老人ホームの入居にはなぜ保証人が必要?いなくても入居する方法は?

老人ホームやデイサービスなどの介護施設の入所をお考えの方は施設の説明で連帯保証人が必要なことを知ったり身元受取人が思いつかず不安な方もいらっしゃるのではないでしょうか。

入居するときになって慌てないように今のうちから確認しておきましょう。

老人ホームの入居に身元保証人はなぜ必要?

契約書にサインする

ほとんどの場合老人ホームやデイサービスなどの介護施設の入所には身元保証人が必要です。

それはなぜなのでしょうか?保証人の役割をご紹介します。

施設費用の支払いができなくなった場合の保証

入居者が何らかの事情により老人ホームの費用を払えなくなった場合に保証人が代わって支払います。賃貸住宅の契約に保証人が必要な理由と同じです。

病気やケガの治療方針の判断や手続き対応

入居者が老人ホームに入居中に病気を患ったりケガをして治療を受ける可能性があります。治療方針の判断や手続きは本人が行いますが高齢の入居者には困難な場合があります。そのときには身元保証人が代わりに行います。

死亡時の退去手続きと荷物の引き取り

入居者が老人ホームに入居中に死亡した場合、連帯保証人が退去手続きを行います。遺体や入居者の私物の引き取りや費用の支払いも行います。

保証人がいなくても老人ホームに入れる?

高齢者の外出

お子様がいない、親戚との関係が良くない、さまざまな事情で保証人となる人を見つけられない方はどうすればよいのでしょうか。

身元保証人が不要の施設に入所する

数は多くありませんが中には保証人を必要としない施設もありますのでそのような施設を探しましょう。

成年後見制度を利用する

成年後見制度とは病気や高齢で判断能力が不十分な方を支援する制度です。老人ホームによっては身元保証人を立てられない方へ後見人を定めることを条件とする施設もあります。

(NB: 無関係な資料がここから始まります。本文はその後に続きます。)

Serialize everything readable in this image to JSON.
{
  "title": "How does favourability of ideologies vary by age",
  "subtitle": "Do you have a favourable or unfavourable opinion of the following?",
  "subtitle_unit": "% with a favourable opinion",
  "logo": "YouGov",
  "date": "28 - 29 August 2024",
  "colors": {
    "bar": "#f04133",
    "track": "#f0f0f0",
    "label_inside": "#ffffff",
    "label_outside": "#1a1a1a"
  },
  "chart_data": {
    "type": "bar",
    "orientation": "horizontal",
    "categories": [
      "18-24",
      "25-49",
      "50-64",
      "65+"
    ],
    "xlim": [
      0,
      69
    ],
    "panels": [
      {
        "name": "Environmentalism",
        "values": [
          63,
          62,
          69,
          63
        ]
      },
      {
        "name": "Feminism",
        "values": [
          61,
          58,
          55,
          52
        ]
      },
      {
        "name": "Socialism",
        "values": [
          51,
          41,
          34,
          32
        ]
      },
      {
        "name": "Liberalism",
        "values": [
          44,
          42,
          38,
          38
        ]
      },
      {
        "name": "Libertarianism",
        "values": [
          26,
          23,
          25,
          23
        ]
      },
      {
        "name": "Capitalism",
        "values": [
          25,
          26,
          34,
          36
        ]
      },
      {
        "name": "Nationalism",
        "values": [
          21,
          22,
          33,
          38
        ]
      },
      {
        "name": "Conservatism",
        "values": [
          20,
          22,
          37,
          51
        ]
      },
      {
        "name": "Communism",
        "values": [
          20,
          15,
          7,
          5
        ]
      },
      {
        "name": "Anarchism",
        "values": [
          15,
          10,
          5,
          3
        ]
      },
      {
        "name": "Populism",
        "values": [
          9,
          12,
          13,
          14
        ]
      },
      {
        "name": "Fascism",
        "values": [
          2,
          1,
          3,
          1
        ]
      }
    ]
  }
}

成年後見制度には法定後見制度と任意後見制度の2種類があります。法定後見制度は配偶者や家族が家庭裁判所へ申し立てが必要です。後見制度について知りたい、申し立ての方法を知りたい、家庭裁判所への報告書の作り方を知りたいという方はお住まいの区市町村の「成年後見制度推進機関」に相談してください。

法人の身元保証サービスを利用する

身内に保証人をお願いできる人がいないという方はご家族の代わりに身元保証人を引き受ける法人サービスを利用することも可能です。一般社団法人やNPO法人、民間企業など様々な団体が身元保証サービスを提供しており、サービスの内容や料金設定はそれぞれ異なります。

身元保証サービスを利用する際は必要なサービス内容を理解して比較したり信頼できる法人を見極めることが大切です。

まとめ

書類にサインする

老人ホームやデイサービスなどの介護施設の入所には身元保証人が求められることが多いことです。保証人が必要な理由や役割をご紹介しました。

保証人を探すのは簡単なことではなく不安な方も多いかと思います。判断能力が衰える前に保証人について調べたり家族と話し合いをしましょう。